The first few minutes of the game were wonderful. The shame was not in losing to North Carolina, but that we’ll never know what could have happened if the team actually played as well as they’re capable. And the shame is also that no one in history will ever remember that the Cougars’ shooting was abysmal, that Tyler Hansbrough only had two points in the first half, that we annihilated Notre Dame five days earlier. It will just be another team set aside as North Carolina marched toward the national title.

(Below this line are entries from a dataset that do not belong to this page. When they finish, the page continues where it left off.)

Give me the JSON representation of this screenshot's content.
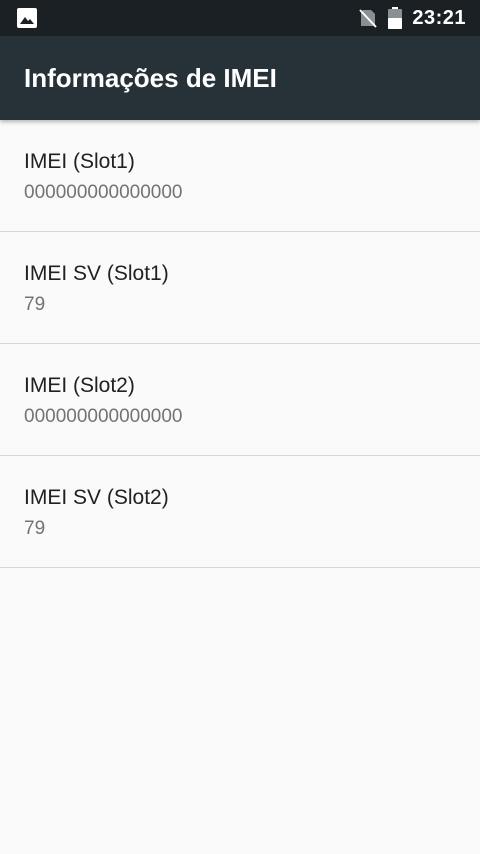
{
  "status_bar": {
    "time": "23:21",
    "left_icon": "image-icon",
    "right_icons": [
      "no-sim-icon",
      "battery-icon"
    ]
  },
  "app_bar": {
    "title": "Informações de IMEI",
    "background": "#263238"
  },
  "items": [
    {
      "title": "IMEI (Slot1)",
      "value": "000000000000000"
    },
    {
      "title": "IMEI SV (Slot1)",
      "value": "79"
    },
    {
      "title": "IMEI (Slot2)",
      "value": "000000000000000"
    },
    {
      "title": "IMEI SV (Slot2)",
      "value": "79"
    }
  ]
}
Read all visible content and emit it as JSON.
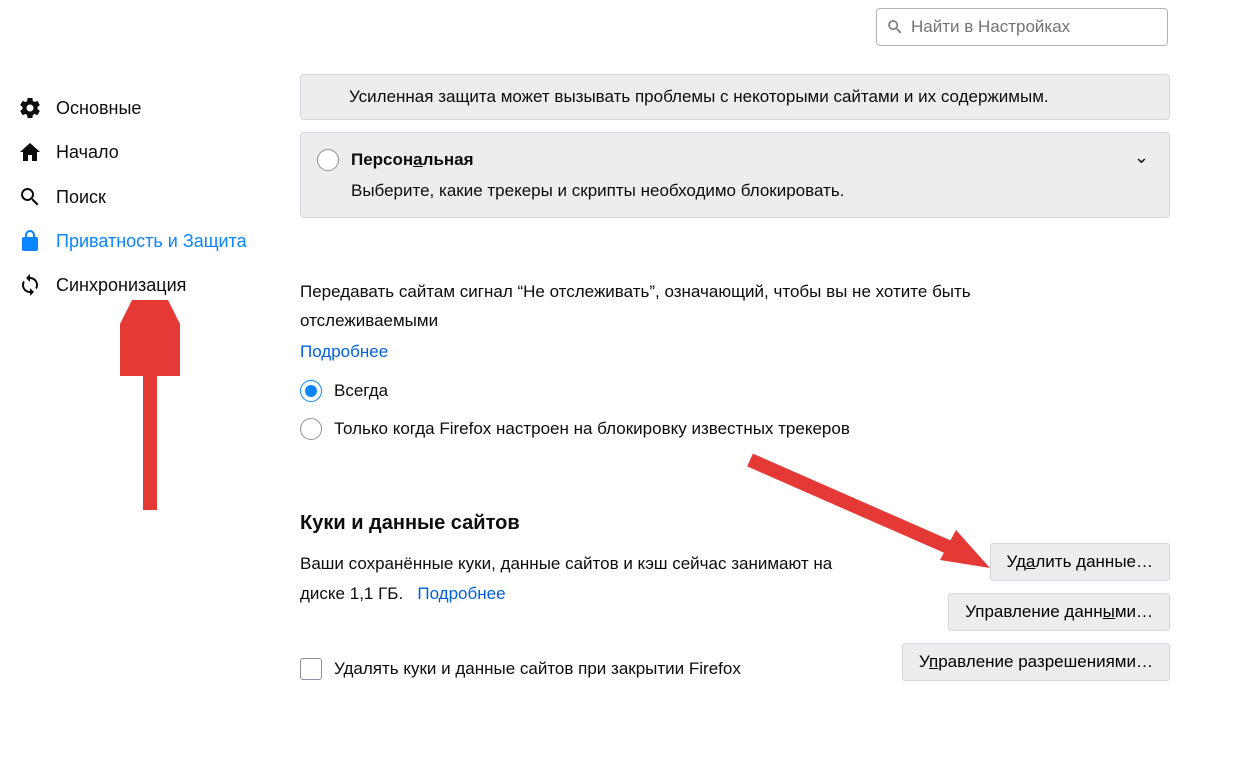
{
  "search": {
    "placeholder": "Найти в Настройках"
  },
  "sidebar": {
    "items": [
      {
        "label": "Основные"
      },
      {
        "label": "Начало"
      },
      {
        "label": "Поиск"
      },
      {
        "label": "Приватность и Защита"
      },
      {
        "label": "Синхронизация"
      }
    ]
  },
  "protection": {
    "info": "Усиленная защита может вызывать проблемы с некоторыми сайтами и их содержимым.",
    "custom_title_prefix": "Персон",
    "custom_title_ul": "а",
    "custom_title_suffix": "льная",
    "custom_sub": "Выберите, какие трекеры и скрипты необходимо блокировать."
  },
  "dnt": {
    "text": "Передавать сайтам сигнал “Не отслеживать”, означающий, чтобы вы не хотите быть отслеживаемыми",
    "learn_more": "Подробнее",
    "always": "Всегда",
    "only_when": "Только когда Firefox настроен на блокировку известных трекеров"
  },
  "cookies": {
    "title": "Куки и данные сайтов",
    "text_prefix": "Ваши сохранённые куки, данные сайтов и кэш сейчас занимают на диске ",
    "size": "1,1 ГБ.",
    "learn_more": "Подробнее",
    "delete_on_close": "Удалять куки и данные сайтов при закрытии Firefox",
    "btn_delete_pre": "Уд",
    "btn_delete_ul": "а",
    "btn_delete_post": "лить данные…",
    "btn_manage_pre": "Управление данн",
    "btn_manage_ul": "ы",
    "btn_manage_post": "ми…",
    "btn_perms_pre": "У",
    "btn_perms_ul": "п",
    "btn_perms_post": "равление разрешениями…"
  }
}
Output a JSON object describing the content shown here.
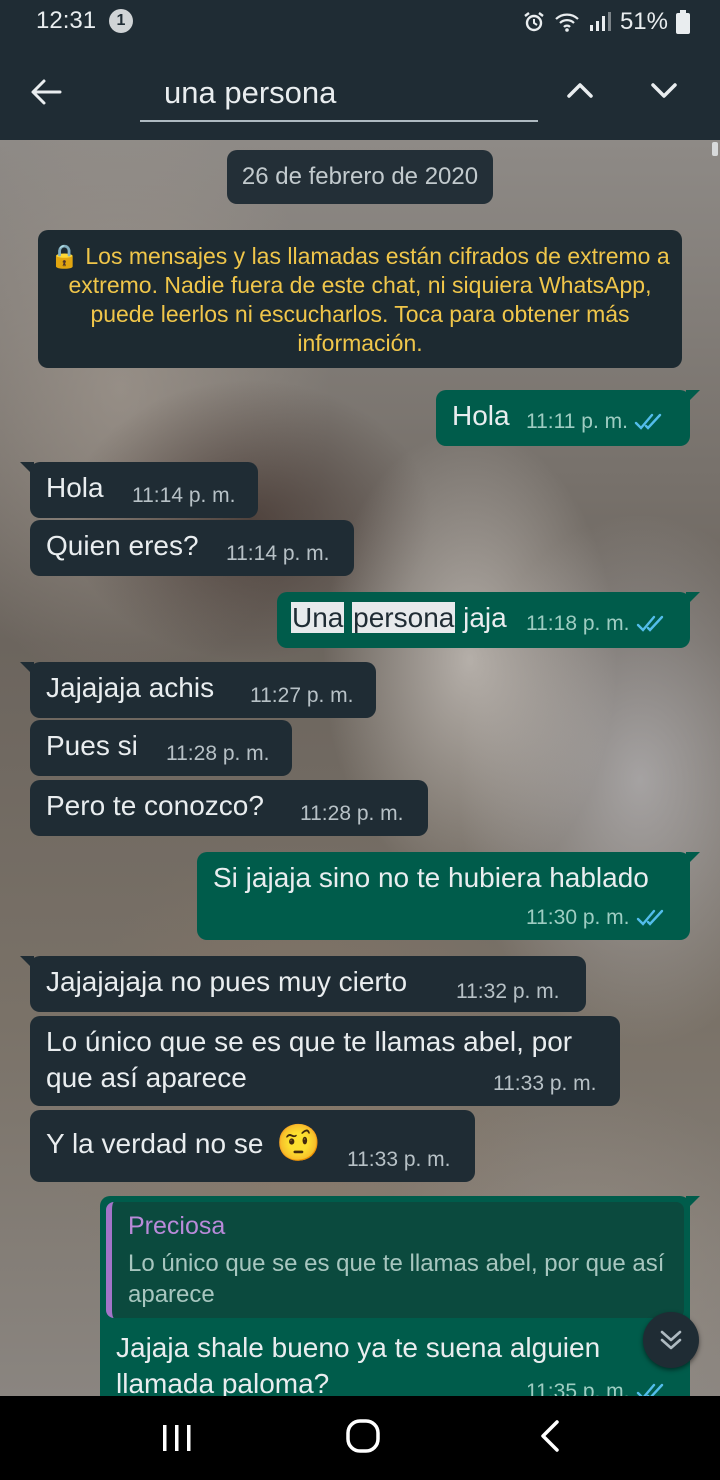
{
  "status_bar": {
    "time": "12:31",
    "notification_count": "1",
    "battery": "51%"
  },
  "search": {
    "value": "una persona"
  },
  "chat": {
    "date": "26 de febrero de 2020",
    "encryption_notice": "🔒 Los mensajes y las llamadas están cifrados de extremo a extremo. Nadie fuera de este chat, ni siquiera WhatsApp, puede leerlos ni escucharlos. Toca para obtener más información.",
    "messages": [
      {
        "direction": "out",
        "text": "Hola",
        "time": "11:11 p. m."
      },
      {
        "direction": "in",
        "text": "Hola",
        "time": "11:14 p. m."
      },
      {
        "direction": "in",
        "text": "Quien eres?",
        "time": "11:14 p. m."
      },
      {
        "direction": "out",
        "text_match1": "Una",
        "text_match2": "persona",
        "text_rest": "jaja",
        "time": "11:18 p. m."
      },
      {
        "direction": "in",
        "text": "Jajajaja achis",
        "time": "11:27 p. m."
      },
      {
        "direction": "in",
        "text": "Pues si",
        "time": "11:28 p. m."
      },
      {
        "direction": "in",
        "text": "Pero te conozco?",
        "time": "11:28 p. m."
      },
      {
        "direction": "out",
        "text": "Si jajaja sino no te hubiera hablado",
        "time": "11:30 p. m."
      },
      {
        "direction": "in",
        "text": "Jajajajaja no pues muy cierto",
        "time": "11:32 p. m."
      },
      {
        "direction": "in",
        "text_line1": "Lo único que se es que te llamas abel, por",
        "text_line2": "que así aparece",
        "time": "11:33 p. m."
      },
      {
        "direction": "in",
        "text": "Y la verdad no se",
        "emoji": "🤨",
        "time": "11:33 p. m."
      },
      {
        "direction": "out",
        "quote_name": "Preciosa",
        "quote_text": "Lo único que se es que te llamas abel, por que así aparece",
        "text_line1": "Jajaja shale bueno ya te suena alguien",
        "text_line2": "llamada paloma?",
        "time": "11:35 p. m."
      }
    ]
  },
  "colors": {
    "header": "#1f2c34",
    "incoming": "#1f2c34",
    "outgoing": "#005c4b",
    "read_ticks": "#53bdeb",
    "notice": "#f0c64a"
  },
  "icons": [
    "back-arrow-icon",
    "chevron-up-icon",
    "chevron-down-icon",
    "alarm-icon",
    "wifi-icon",
    "signal-icon",
    "battery-icon",
    "double-check-icon",
    "scroll-down-icon",
    "recent-apps-icon",
    "home-icon",
    "nav-back-icon"
  ]
}
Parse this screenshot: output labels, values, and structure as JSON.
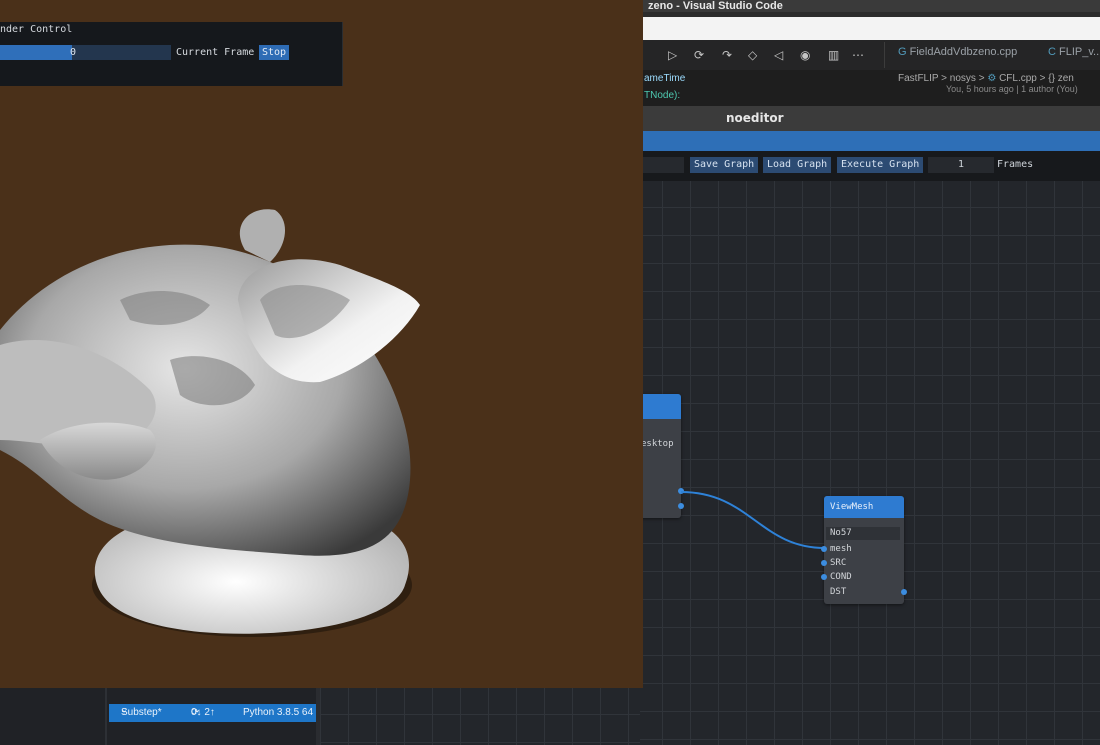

It’s a shame for the seniors, because it wasn’t a dignified, fighting end to the legacy they’ll leave at WSU. If they blame themselves for the loss, no one can justifiably say it wasn’t their fault.

But I did care, more than I have since I was out competing myself. And I remember too being a sixth-grader chanting the fight song like a prayer while we watched the Cougars on TV losing the Rose Bowl in 1998. I don’t remember the score, but I remember that wrenched feeling of the point when hope disappears. It doesn’t get easier.

That’s it, I’ll leave the rest of the sportswriting to the sportswriters and get back to my own job.